The intervening return to Indianapolis – which the heroine, in spite of her long estrangement from her daughter and being broke, undertakes without a moment’s thought – is poor stuff:  Ricki’s family are so tedious that you understand why she abandoned them.   Diablo Cody’s screenplay is disappointing.  Julie, not unreasonably hostile when Ricki first reappears, capitulates too easily to her mother’s spunk and humour; Audra McDonald plays Maureen with authority but the showdown between her and Ricki is purely functional in exposing the latter’s feelings of guilt and regret.  (The best part of the scene comes when Maureen exits and Meryl Streep cries quietly in the bathroom.)  It’s hard to see how Ricki-Linda and the stuffed shirt Pete ever got together:  there’s one moment, after he’s smoked some pot, when Kevin Kline is able to hint at something they might once have had in common, under the layers of difference that the years have grown, but he isn’t given the opportunity to show more.  And Diablo Cody’s characterisation of Ricki as right wing is very shallow.  (She voted for Bush, loathes Obama, that’s about it.)

The film looks up in its second half chiefly because Meryl Streep, once Ricki’s back on stage in Los Angeles, can sing not only with gusto but also in character:  without the song choices becoming too obviously linked to Ricki’s offstage life, Streep invests the numbers with emotions that draw on the character’s feelings about her daughter – and about Greg (Rick Springfield), the Flash’s lead guitarist, who’s in love with Ricki.  (This relationship is kept under wraps until it needs to become more central.)  Although there are others in the cast with whom she goes back much further (Mamie Gummer is her eldest daughter and Kevin Kline co-starred in Sophie’s Choice), the best connection in the film is between Streep and Rick Springfield’s Greg – onstage and off.   Springfield, who is relaxed and likeable, has acted before but not that much:  Meryl Streep plays her scenes with him sensitively, as if taking care not to overpower him.  She’s developed a good, husky voice for this role and it’s impressively absorbed:  Ricki’s vocal tones when she speaks are coherent with her singing voice and credibly suggest the wear and tear of a difficult, disappointed life.  Streep is funny too in the couple of short scenes of Ricki working at the checkout.  (This is the first film, by the way, that she’s made without Roy Helland doing her hair and make-up since before Sophie’s Choice.  He is back for Suffragette.)

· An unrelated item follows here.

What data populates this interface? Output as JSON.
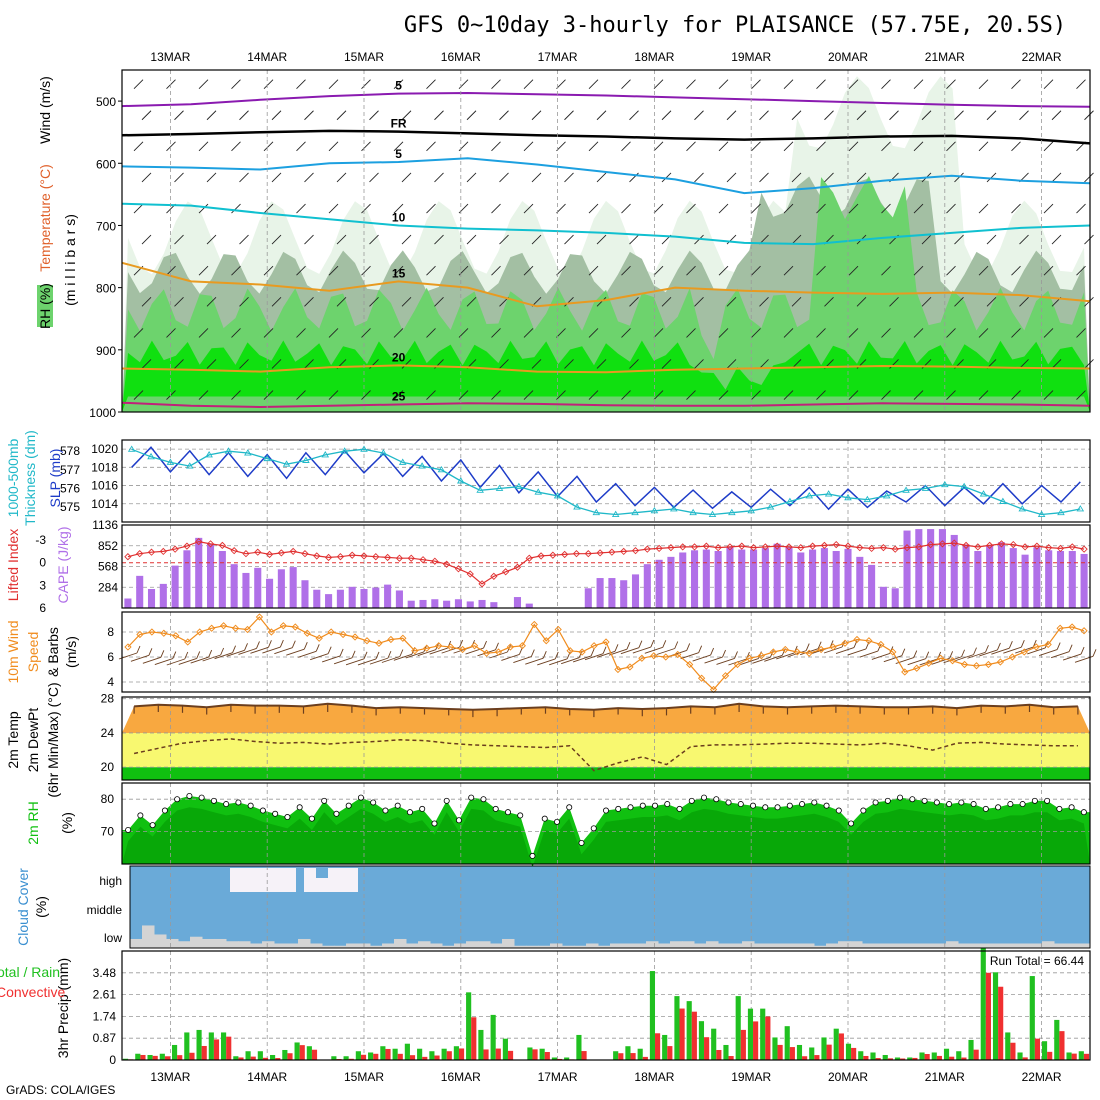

As you’d expect from the director of Stop Making Sense (etc), Jonathan Demme is good at staging the rock numbers.  Demme also did a fine job with a wedding in Rachel Getting Married but the matrimonial climax to Ricki and the Flash – the marriage of one of Ricki’s sons – is a very mixed bag.  Greg persuades Ricki to accept Maureen’s olive-branch invitation to the event and sells his guitar to finance this second journey to Indianapolis.  There are moments at the wedding that are well observed but the guests stare at the outsiders Ricki and Greg too emphatically, and the finale isn’t pretty.  Ricki’s unconventional present to her son and his bride is – to the initial consternation of the gathering – to take to the stage and perform with Greg and the rest of the Flash (who suddenly emerge).  This might have been effective if, after doing the one song, Ricki had quietly taken her leave but just the opposite happens.  I couldn’t stop thinking how awful it must be to get married and have someone, even Meryl Streep, ruin your painstaking preparations.  When all the proper, snobby guests start grooving to the music, the free-for-all brings Ricki and the Flash perilously close to the finale of Mamma Mia!